If you don’t branch out, you can never grow

Y’all I have seen so many versions of that same sentence said and that is the only one that has really sank in to me. If you do not do the new or intimidating or uncharted thing that you are worried about failing at, You will never find out if you could have succeeded in it.

I am the kind of girl who spent 30 years of my life in the background and happy there. I didn’t want to be seen, I didn’t want to try new things all because I was so afraid that if I tried a new thing I would fail at it and others would know my failures.

Do you know how many things I fail at every single day!? So many!!! and It is exhilarating and liberating! I love failing at things now. Because I built my business on those failures. I built my entire business around every failure I have had in the past and all of the lessons I have learned from them. It took like 2000 some odd tries for the first light bulb to work. So if it takes me 2,000 failures to be able to create a success, hell yeah let’s do it!

The number one thing I was afraid of is failing publicly. As being seen as not perfectly on top of my everything at all times. So I wouldn’t branch out. I wouldn’t try and grow. Because I was so scared to fail in the public eye.

Now I throw myself onto new branches everyday. I will breathe a big sigh of relief when that branch holds, but if that branch crumbles, I’m not going to hide it. I highlight my failures in the public spotlight purely because I hope others can learn from those lessons easier than I did.

Every single branch I grabbed onto and had it snap in my hands and not able to hold me up was not a “failure”. It was a stepping stone, a rung up the ladder to building my business, evolving who I am as a person, and finding my community.

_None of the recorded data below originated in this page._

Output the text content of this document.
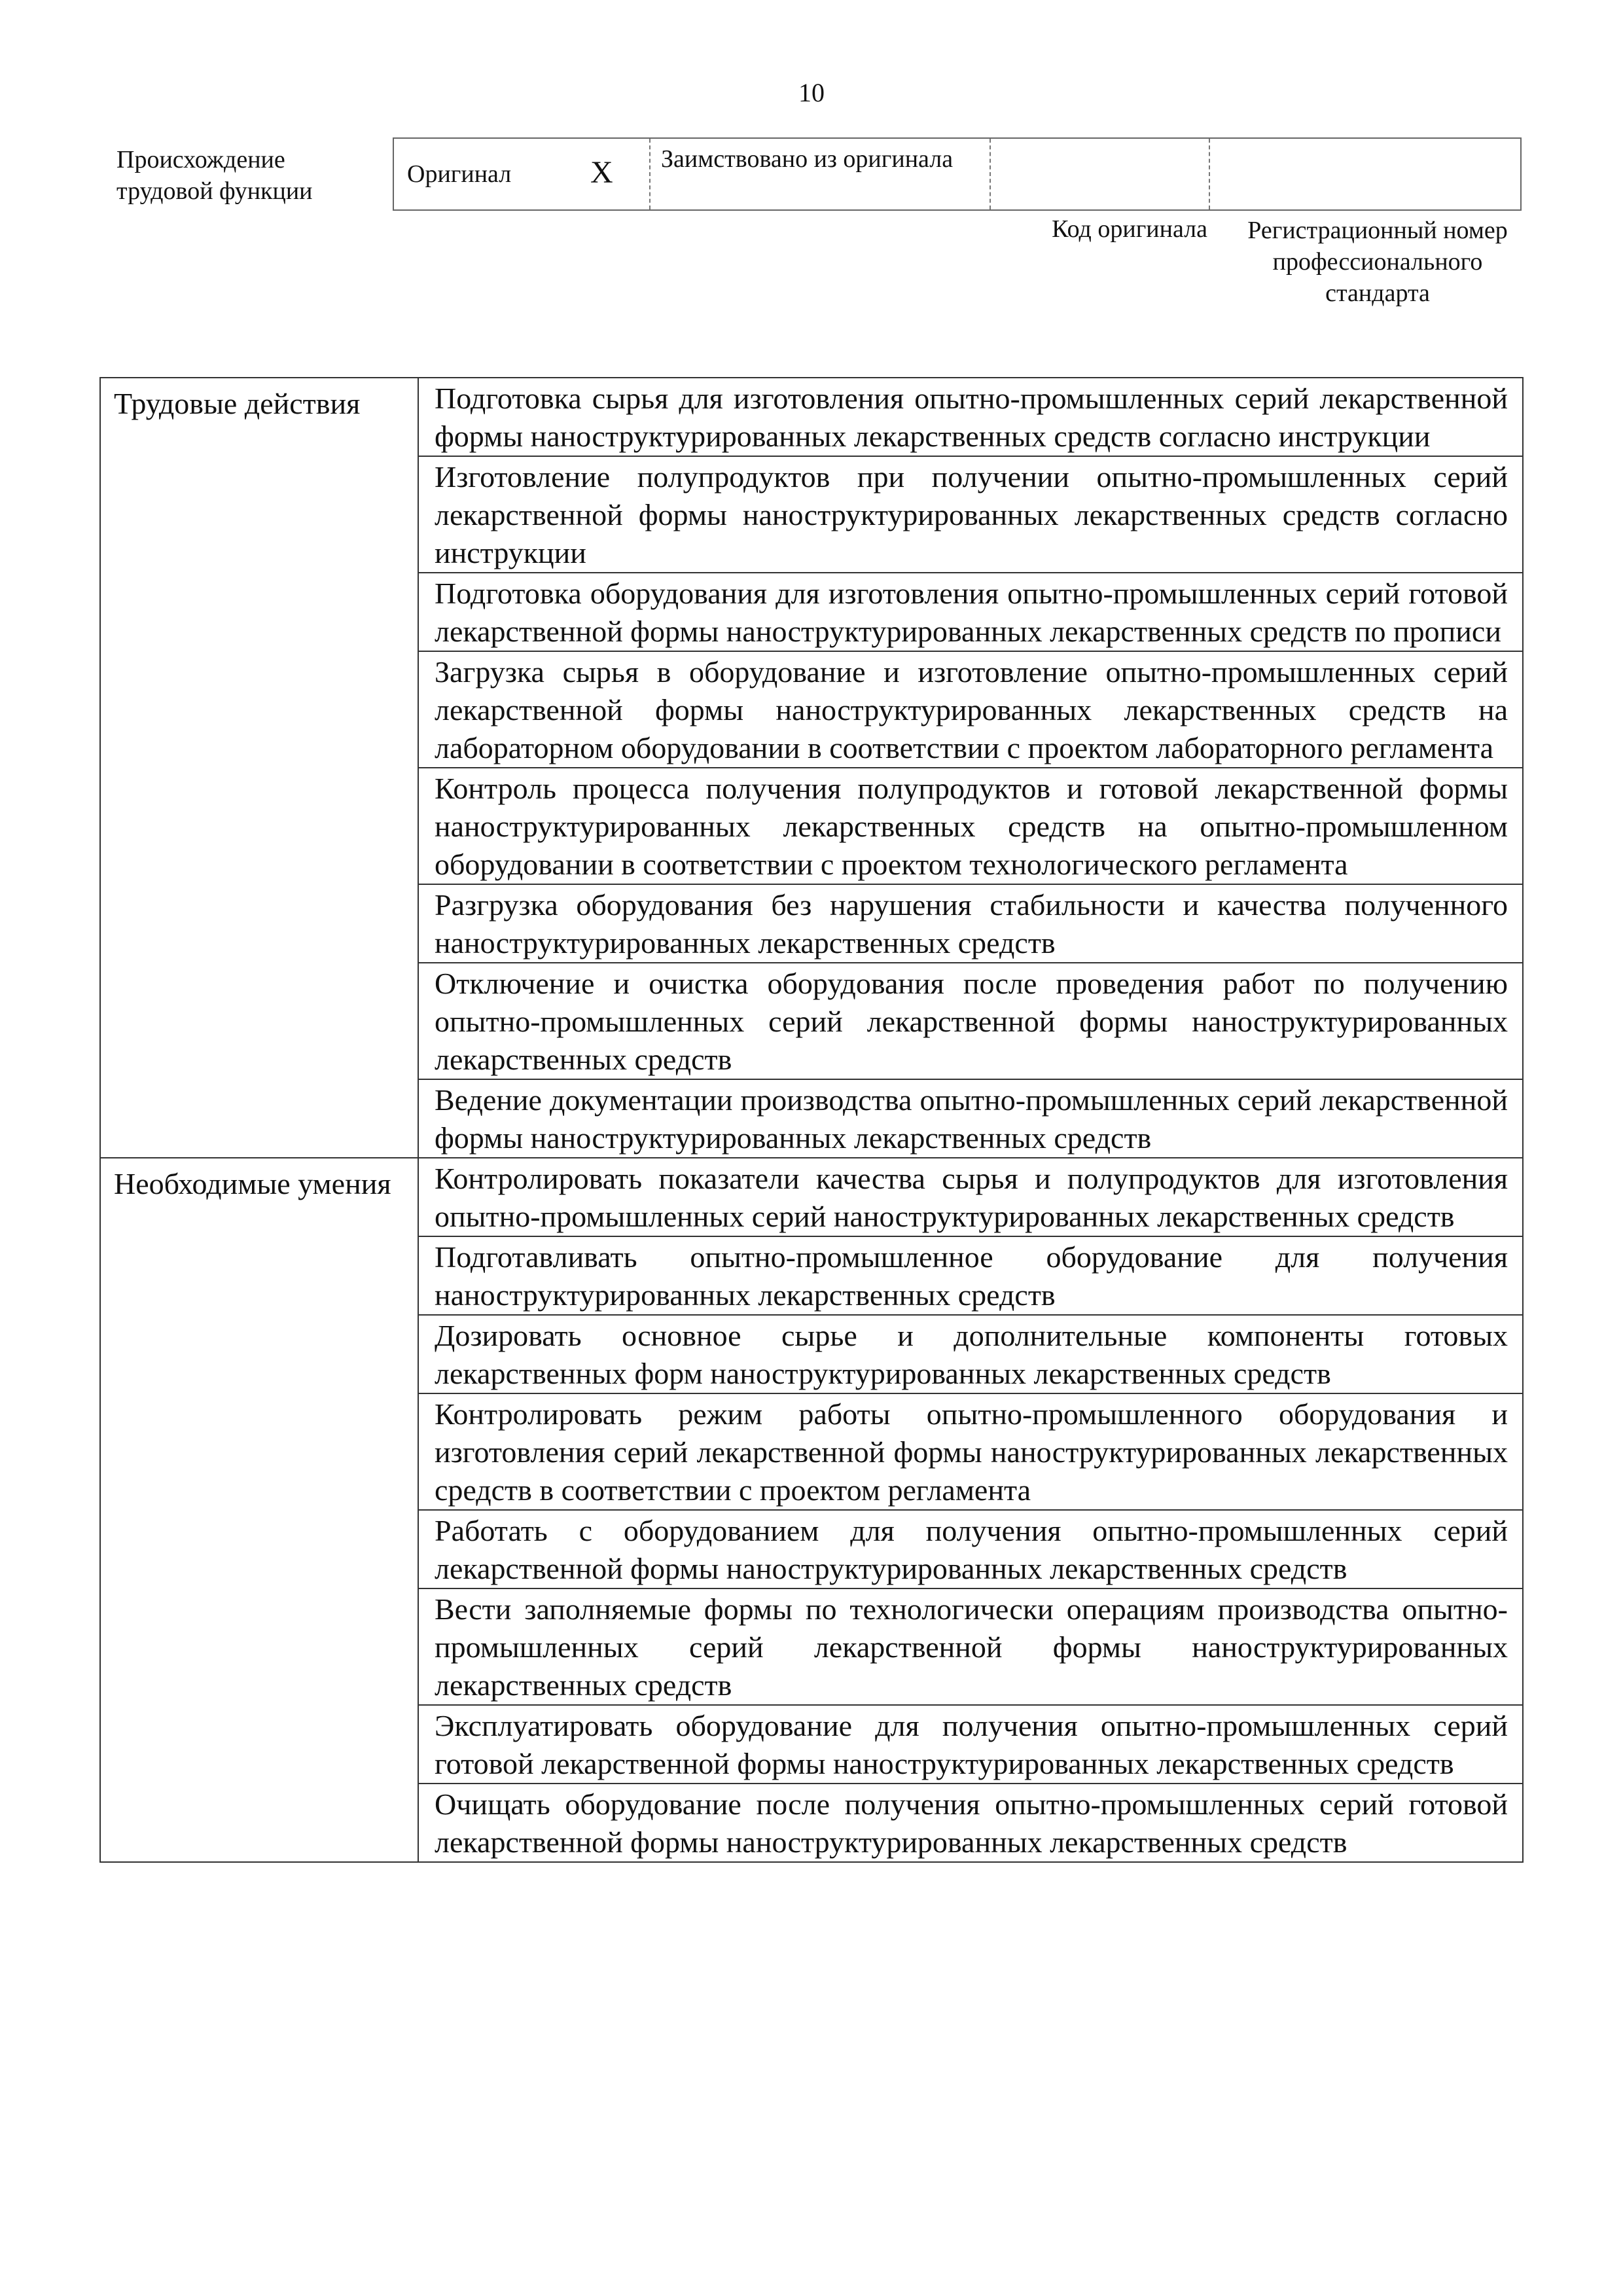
10
Происхождение трудовой функции
Оригинал	X	Заимствовано из оригинала
Код оригинала	Регистрационный номер профессионального стандарта
Трудовые действия	Подготовка сырья для изготовления опытно-промышленных серий лекарственной формы наноструктурированных лекарственных средств согласно инструкции
	Изготовление полупродуктов при получении опытно-промышленных серий лекарственной формы наноструктурированных лекарственных средств согласно инструкции
	Подготовка оборудования для изготовления опытно-промышленных серий готовой лекарственной формы наноструктурированных лекарственных средств по прописи
	Загрузка сырья в оборудование и изготовление опытно-промышленных серий лекарственной формы наноструктурированных лекарственных средств на лабораторном оборудовании в соответствии с проектом лабораторного регламента
	Контроль процесса получения полупродуктов и готовой лекарственной формы наноструктурированных лекарственных средств на опытно-промышленном оборудовании в соответствии с проектом технологического регламента
	Разгрузка оборудования без нарушения стабильности и качества полученного наноструктурированных лекарственных средств
	Отключение и очистка оборудования после проведения работ по получению опытно-промышленных серий лекарственной формы наноструктурированных лекарственных средств
	Ведение документации производства опытно-промышленных серий лекарственной формы наноструктурированных лекарственных средств
Необходимые умения	Контролировать показатели качества сырья и полупродуктов для изготовления опытно-промышленных серий наноструктурированных лекарственных средств
	Подготавливать опытно-промышленное оборудование для получения наноструктурированных лекарственных средств
	Дозировать основное сырье и дополнительные компоненты готовых лекарственных форм наноструктурированных лекарственных средств
	Контролировать режим работы опытно-промышленного оборудования и изготовления серий лекарственной формы наноструктурированных лекарственных средств в соответствии с проектом регламента
	Работать с оборудованием для получения опытно-промышленных серий лекарственной формы наноструктурированных лекарственных средств
	Вести заполняемые формы по технологически операциям производства опытно-промышленных серий лекарственной формы наноструктурированных лекарственных средств
	Эксплуатировать оборудование для получения опытно-промышленных серий готовой лекарственной формы наноструктурированных лекарственных средств
	Очищать оборудование после получения опытно-промышленных серий готовой лекарственной формы наноструктурированных лекарственных средств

I used to be too afraid to branch out for risk of not thriving on that branch from day one. Starting in content creation forced me to grab as many branches as I could and just pray that they were reinforced. And then when they weren’t, I had to learn how to reinforce them myself, or find a new branch.

And I’m never going to change that behavior. That is my goal moving forward in my life. I hope that I am always brave enough to fail, and do so publicly. Because these are not failures. They are just stepping stones that get me to the bigger picture And if being loud and proud about those stepping stones, those things that others could see as failures, can help any other Creator out there, I’ll scream every fuck up from the rooftop.

The only true failure you can have within this industry is choosing not to do the thing because you’re afraid the thing will fail. Let it fail. Let it not work exactly how you wanted. It’s all just setting you up to be ready when you find the strong reinforced branch you’ve been looking for.